RETURN

Sunday, January 10, 2016

Ammon Bundy and his merry men vs. the Sheriff of Malheur (Part 1)


Am I the only one who can’t make heads or tails about what Ammon Bundy is attempting to accomplish with the takeover of the Malheur National Wildlife Refuge administration building.  Yes, I’ve read the newspaper articles; but to me it still doesn’t make a whole lot of sense.  And, when you take over federal property, attempting to intimidate the authorities with guns, doesn’t that make you a ‘terrorist’ (if at very least a terrorist with a small ‘t’)?  Perhaps, if Bundy could boil his demands down to a brief, coherent, published manifesto, we could all think it over.

It really is kind of funny.  Did you see the picture, today, of the armed militant with the Pacific Patriots Network on the front page of the Oregonian newspaper?  Boy, that guy is right out of central casting for a Chevy Chase movie.  Question:  Do any of these guys have actual jobs?  Yes, of course, that’s none of my business.

On the other hand, I completely understand that this whole matter could suddenly turn deadly serious (Wounded Knee, Waco and Ruby Ridge).

As an FBI Agent, I spent a couple of months at Wounded Knee and have some knowledge of what a siege situation is like and how it can turn from bad to worse.

Don’t get me wrong.  I’m not entirely on the government’s side.  They have dictated, encroached and overly regulated entirely too much on property rights.  I could go on for a good while – potentially boring every reader into a coma.

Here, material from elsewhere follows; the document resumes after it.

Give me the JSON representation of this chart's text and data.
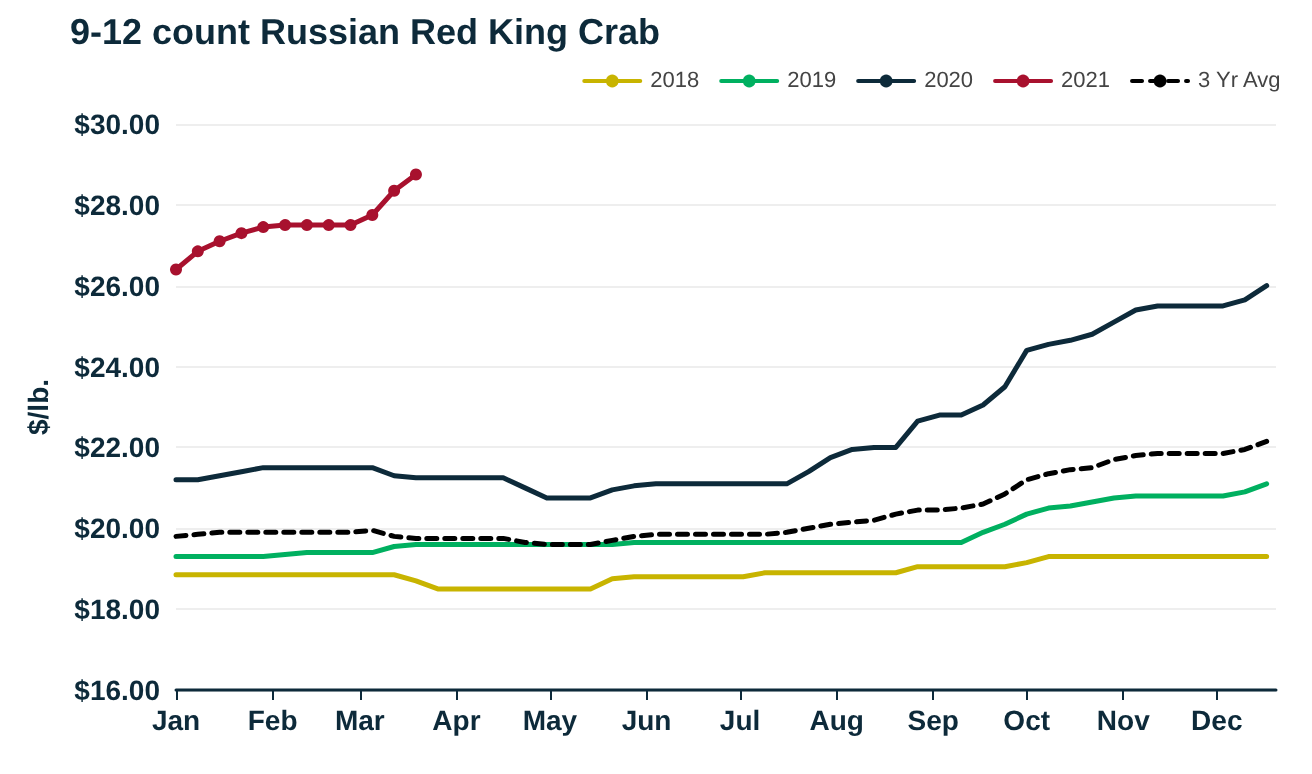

It could be said that the federal government’s regulations put the Oregon timber industry out of business.  Towns dried up and died.  Good paying jobs were lost.  Why?  Because some egg-head back East decided that a former worker in an Oregon plywood mill could just as easily subsist on the salary he potentially could make at McDonalds or Jiffy Lube.  And, or, he could go to a community college at age 50 and learn how to become a plumber’s assistant.

Oh, and, whatever happened to the Spotted Owl?  It’s living happily in the virgin Oregon forests I would assume.

I worked many years for a large forest products company as their Western Region Security Manager.  As a corporate employee, I was headquartered in Portland and was responsible for eleven western states.  But, let’s just take Oregon for example.  When I started with the company there were 10 or 12 mills, plus various facilities and timber operations throughout Oregon with literally thousands of employees with pretty darn good jobs.  As my own ‘early retirement’ grew near, I happened to be the last employee with the company still in Oregon.  I had been retained to provide a security presence for all the closures and terminations.

Regarding the Malheur imbroglio, I have some thoughts on what law enforcement and the FBI are probably now thinking.  Top of the list almost certainly:  ‘Let’s not let this situation blow up in our faces.’  To use a metaphor, it’s a carefully orchestrated dance.  The FBI provides the music for now, but Ammon Bundy is leading.